Repair or kick to the curb



I have a 1994 Volvo 940 Turbo Wagon with 132K. The AC is dead. Radio donated to the local street punks. The real problem is that the transmission is going. Lots of slip, and its on again off again. My mechanic estimates that to replace the transmission is somewhere between $2000-3000 depending upon whether I get one used or one that’s been remanufactured and then of course there’s no guarantee. The rest of the car is in decent working order. The blue book on the car in current condition is only around $1000 given the torn seat and non-functioning power seat. Trade in, even in good condition is $600 or thereabouts.

So the question is whether I drive it into the ground, using it only to get around, and eventually get a new car, or do I put the $3K with no guarantees into fixing the old car.


$3000 with no guarantee on a $1000 car? Not even close. That’s like throwing $3000 into a raging fire.

I’d try a bottle of ‘Lucas Oil Transmission Fix’ for $10 or so dollars before spending that much money on this car. It’s a band-aid, but it may give you an extra couple of months. Take the $3000 and start shopping for the next perfect ride. Hopefully, the transmission will last long enough.


I put a rebuilt tranny in my 1993 940 Turbo Wagon at 155,000 miles. What is interesting is that it came from Volvo, and included a torque converter, something that not all rebuilts come with. Cost was about $2800. Still going strong at 216,000 miles.

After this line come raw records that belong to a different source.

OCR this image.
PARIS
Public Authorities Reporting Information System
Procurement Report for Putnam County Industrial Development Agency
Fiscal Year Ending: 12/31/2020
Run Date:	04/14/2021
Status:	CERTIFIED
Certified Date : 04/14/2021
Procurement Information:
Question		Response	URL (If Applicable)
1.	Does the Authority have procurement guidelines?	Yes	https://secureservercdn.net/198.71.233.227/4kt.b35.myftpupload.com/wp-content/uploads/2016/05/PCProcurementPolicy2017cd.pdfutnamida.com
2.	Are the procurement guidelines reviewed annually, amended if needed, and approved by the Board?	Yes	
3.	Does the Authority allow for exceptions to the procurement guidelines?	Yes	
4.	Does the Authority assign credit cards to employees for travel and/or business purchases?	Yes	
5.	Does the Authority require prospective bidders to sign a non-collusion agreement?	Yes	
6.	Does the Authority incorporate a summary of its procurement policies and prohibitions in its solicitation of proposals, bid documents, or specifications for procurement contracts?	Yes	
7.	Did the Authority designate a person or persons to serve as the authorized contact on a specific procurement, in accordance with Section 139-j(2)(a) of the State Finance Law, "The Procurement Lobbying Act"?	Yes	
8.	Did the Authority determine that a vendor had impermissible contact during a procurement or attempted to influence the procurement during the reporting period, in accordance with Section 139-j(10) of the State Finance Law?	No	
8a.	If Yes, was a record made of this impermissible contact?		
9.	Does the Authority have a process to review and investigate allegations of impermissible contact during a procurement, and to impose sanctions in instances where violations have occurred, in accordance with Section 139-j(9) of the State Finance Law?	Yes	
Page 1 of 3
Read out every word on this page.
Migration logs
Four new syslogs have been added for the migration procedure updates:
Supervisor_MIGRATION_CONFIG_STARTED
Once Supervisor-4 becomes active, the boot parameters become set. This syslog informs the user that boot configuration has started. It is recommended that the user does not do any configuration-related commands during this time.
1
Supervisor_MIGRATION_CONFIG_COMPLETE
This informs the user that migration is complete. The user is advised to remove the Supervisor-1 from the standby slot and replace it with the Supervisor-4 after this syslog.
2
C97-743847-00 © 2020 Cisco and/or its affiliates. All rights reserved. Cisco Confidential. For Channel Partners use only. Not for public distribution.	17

You really have to like the car to spend that kind of money on a vehicle of that age. Fortunately, I do.


Our family keeps cars a very long time, but also uses sound financial analysis to decide when to put a vehicle out to pasture.

IF, and that’s a big IF, the rest of the car is near perfect (nothing on the horizon), and you really like it, it would be worthwhile to spend $2800 or so to do the transmission. That would still leave you exposed to all the other things that can go wrong with a Volvo at that age. If this was a non-turbo Japanese car, it would go another 100,000 miles without too many worries.

Personally, I would try to add the “elixir” mentioned, and basically drive it till it bites the dust. There are statistically too many things that can go wrong with this car in the next 2-3 years to make it worth keeping.